“Virgil has to improve; sometimes he is too laid back... that has to change.”
Those were the words of Ronald Koeman, the former Everton and current Netherlands national coach, speaking about Liverpool's Virgil van Dijk.
Within minutes of his team’s 2-1 defeat to France in the UEFA Nations League, Koeman had told the Reds’ record signing what he thought of his performance, suggesting that his elite strength and power means he sometimes feels he can afford to be a little laid-back, safe in the knowledge he can still win his battle.
Koeman, though, urged him not to switch off at all if he wants to be referred to as world-class and reach the heights he is undoubtedly capable of, and has arguably already reached several times.
When Van Dijk has been caught out – very rarely – it has often come through him being too cool or carefree, with Joe Gomez bailing him out on a couple of occasions in the early weeks of the season.
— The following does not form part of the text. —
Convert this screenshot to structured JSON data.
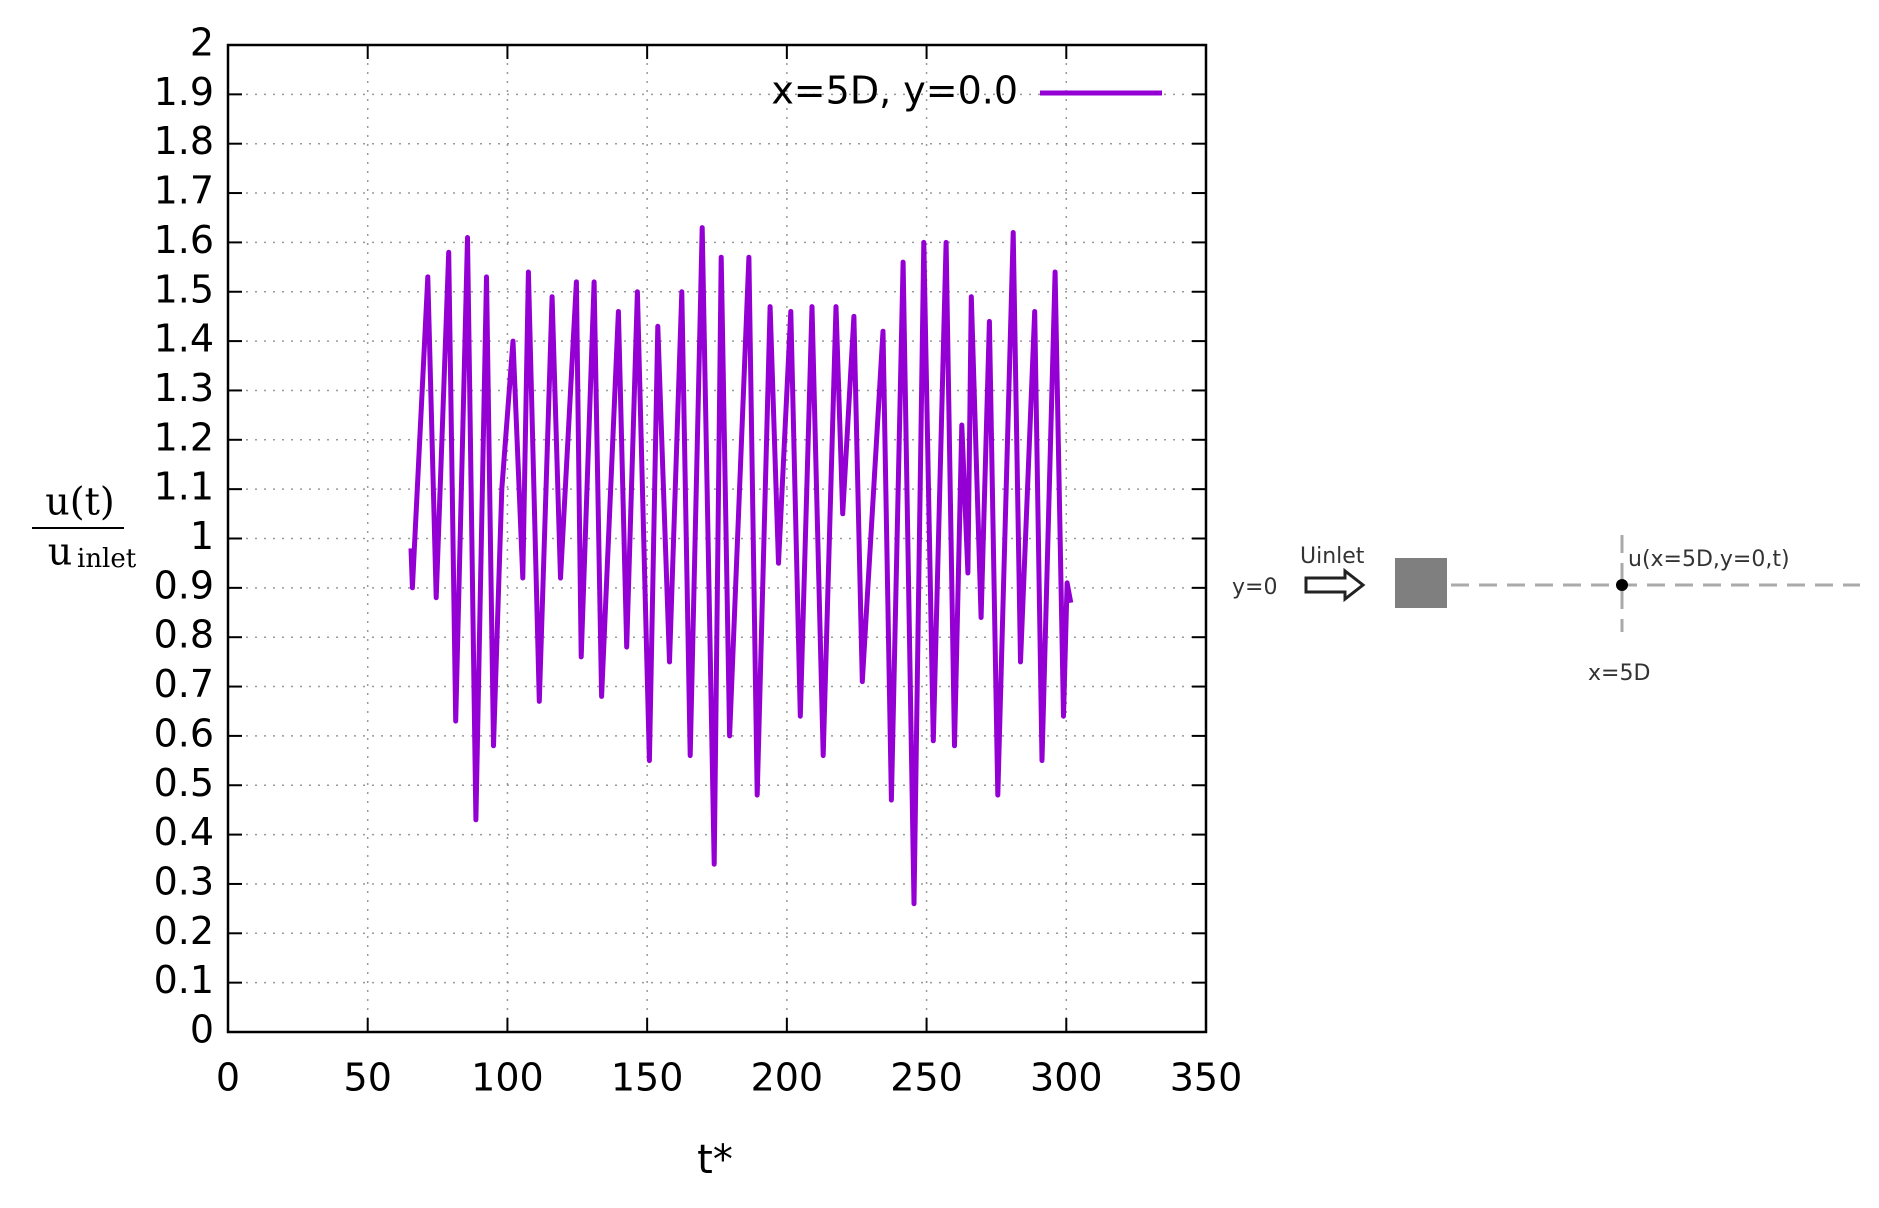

The perceived criticism of the Dutch defender was met with some surprise given how well he has generally performed for Liverpool since making the £75 million move from Southampton ten months ago.
The Reds have not conceded a goal at Anfield in the Premier League since West Ham United’s Michail Antonio netted a consolation in a 4-1 victory back in February, and have only conceded three times in the league this season, a joint league-best with Manchester City, who to date have faced inferior opponents.
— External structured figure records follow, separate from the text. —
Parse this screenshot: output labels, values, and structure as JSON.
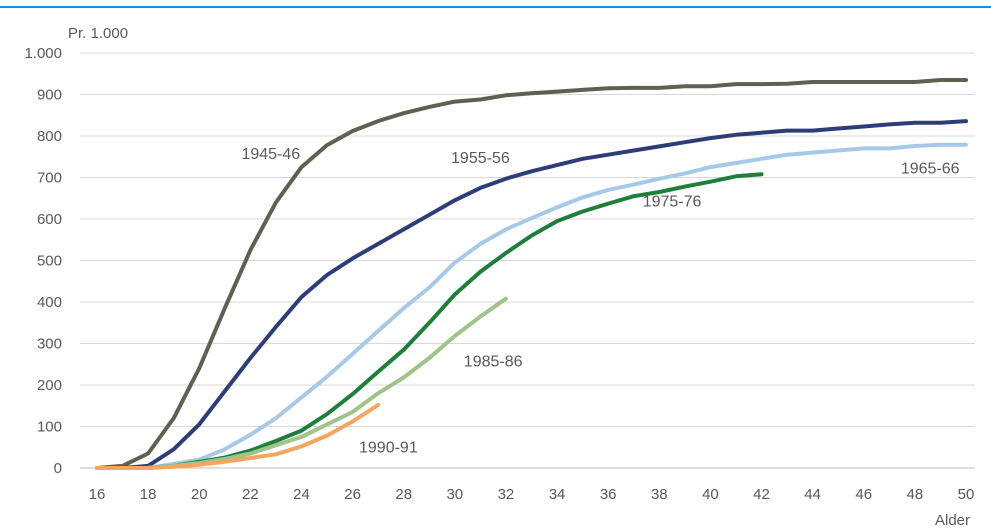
{
  "chart_data": {
    "type": "line",
    "ylabel": "Pr. 1.000",
    "xlabel": "Alder",
    "xlim": [
      16,
      50
    ],
    "ylim": [
      0,
      1000
    ],
    "grid": true,
    "x_ticks": [
      16,
      18,
      20,
      22,
      24,
      26,
      28,
      30,
      32,
      34,
      36,
      38,
      40,
      42,
      44,
      46,
      48,
      50
    ],
    "x_tick_labels": [
      "16",
      "18",
      "20",
      "22",
      "24",
      "26",
      "28",
      "30",
      "32",
      "34",
      "36",
      "38",
      "40",
      "42",
      "44",
      "46",
      "48",
      "50"
    ],
    "y_ticks": [
      0,
      100,
      200,
      300,
      400,
      500,
      600,
      700,
      800,
      900,
      1000
    ],
    "y_tick_labels": [
      "0",
      "100",
      "200",
      "300",
      "400",
      "500",
      "600",
      "700",
      "800",
      "900",
      "1.000"
    ],
    "series": [
      {
        "name": "1945-46",
        "color": "#5f5f52",
        "label_x": 22.8,
        "label_y": 745,
        "x": [
          16,
          17,
          18,
          19,
          20,
          21,
          22,
          23,
          24,
          25,
          26,
          27,
          28,
          29,
          30,
          31,
          32,
          33,
          34,
          35,
          36,
          37,
          38,
          39,
          40,
          41,
          42,
          43,
          44,
          45,
          46,
          47,
          48,
          49,
          50
        ],
        "values": [
          0,
          5,
          35,
          120,
          240,
          385,
          525,
          640,
          725,
          778,
          812,
          836,
          855,
          870,
          883,
          888,
          898,
          903,
          907,
          911,
          915,
          916,
          916,
          920,
          920,
          925,
          925,
          926,
          930,
          930,
          930,
          930,
          930,
          935,
          935
        ]
      },
      {
        "name": "1955-56",
        "color": "#2e3c78",
        "label_x": 31.0,
        "label_y": 735,
        "x": [
          16,
          17,
          18,
          19,
          20,
          21,
          22,
          23,
          24,
          25,
          26,
          27,
          28,
          29,
          30,
          31,
          32,
          33,
          34,
          35,
          36,
          37,
          38,
          39,
          40,
          41,
          42,
          43,
          44,
          45,
          46,
          47,
          48,
          49,
          50
        ],
        "values": [
          0,
          0,
          5,
          45,
          105,
          185,
          265,
          340,
          412,
          465,
          505,
          540,
          575,
          610,
          645,
          675,
          697,
          715,
          730,
          745,
          755,
          765,
          775,
          785,
          795,
          803,
          808,
          813,
          813,
          818,
          823,
          828,
          832,
          832,
          836
        ]
      },
      {
        "name": "1965-66",
        "color": "#a6c9e8",
        "label_x": 48.6,
        "label_y": 710,
        "x": [
          16,
          17,
          18,
          19,
          20,
          21,
          22,
          23,
          24,
          25,
          26,
          27,
          28,
          29,
          30,
          31,
          32,
          33,
          34,
          35,
          36,
          37,
          38,
          39,
          40,
          41,
          42,
          43,
          44,
          45,
          46,
          47,
          48,
          49,
          50
        ],
        "values": [
          0,
          0,
          0,
          10,
          20,
          45,
          80,
          120,
          170,
          220,
          275,
          330,
          385,
          435,
          495,
          540,
          575,
          602,
          628,
          652,
          670,
          683,
          697,
          710,
          725,
          735,
          745,
          755,
          760,
          765,
          770,
          770,
          776,
          779,
          779
        ]
      },
      {
        "name": "1975-76",
        "color": "#1e7f3a",
        "label_x": 38.5,
        "label_y": 630,
        "x": [
          16,
          17,
          18,
          19,
          20,
          21,
          22,
          23,
          24,
          25,
          26,
          27,
          28,
          29,
          30,
          31,
          32,
          33,
          34,
          35,
          36,
          37,
          38,
          39,
          40,
          41,
          42
        ],
        "values": [
          0,
          0,
          0,
          5,
          15,
          25,
          42,
          65,
          90,
          130,
          178,
          232,
          285,
          350,
          418,
          473,
          518,
          560,
          595,
          618,
          637,
          655,
          665,
          678,
          690,
          703,
          708
        ]
      },
      {
        "name": "1985-86",
        "color": "#9fc388",
        "label_x": 31.5,
        "label_y": 245,
        "x": [
          16,
          17,
          18,
          19,
          20,
          21,
          22,
          23,
          24,
          25,
          26,
          27,
          28,
          29,
          30,
          31,
          32
        ],
        "values": [
          0,
          0,
          0,
          5,
          12,
          22,
          35,
          55,
          75,
          105,
          135,
          180,
          218,
          265,
          318,
          365,
          408
        ]
      },
      {
        "name": "1990-91",
        "color": "#f4a55e",
        "label_x": 27.4,
        "label_y": 37,
        "x": [
          16,
          17,
          18,
          19,
          20,
          21,
          22,
          23,
          24,
          25,
          26,
          27
        ],
        "values": [
          0,
          0,
          0,
          3,
          8,
          15,
          24,
          33,
          52,
          78,
          112,
          152
        ]
      }
    ]
  }
}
That is partly down to the impressive Alisson Becker, but he only arrived from AS Roma in the summer; Gomez and Dejan Lovren who have been alongside the Dutchman should take some credit too, but Van Dijk is the only constant at the heart of the defence.
He has been imperious for the Reds so far, a £75 million bargain – but Koeman was right to speak out now precisely because of Van Dijk’s good form and high-level performances.
Calling out players when they are doing well is simply a tactic employed to coax an extra one per cent out of them – at the elite level which Van Dijk finds himself in, there is little more to squeeze.
Van Dijk is not someone who needs much coaching and is well-versed in Liverpool's system now, but a little nudge now and again to keep him focused, concentrated and on his toes is no bad thing.
He does not need to improve massively or make revolutionary changes to his game; Koeman was not calling for that in his comments, despite some knee-jerk reactions suggesting he might have been.
This was not a vicious attack or a scathing criticism associated with Jose Mourinho and his Manchester United players, but rather a gentle reminder of his responsibilities to one of his most trusted and valued players.
In any case, if anyone knows about how to be a world-class central defender it’s Ronald Koeman – if Van Dijk can improve even the most minute detail of his game with a soft, well-meaning prod from his international manager, then both Liverpool and the Netherlands will benefit.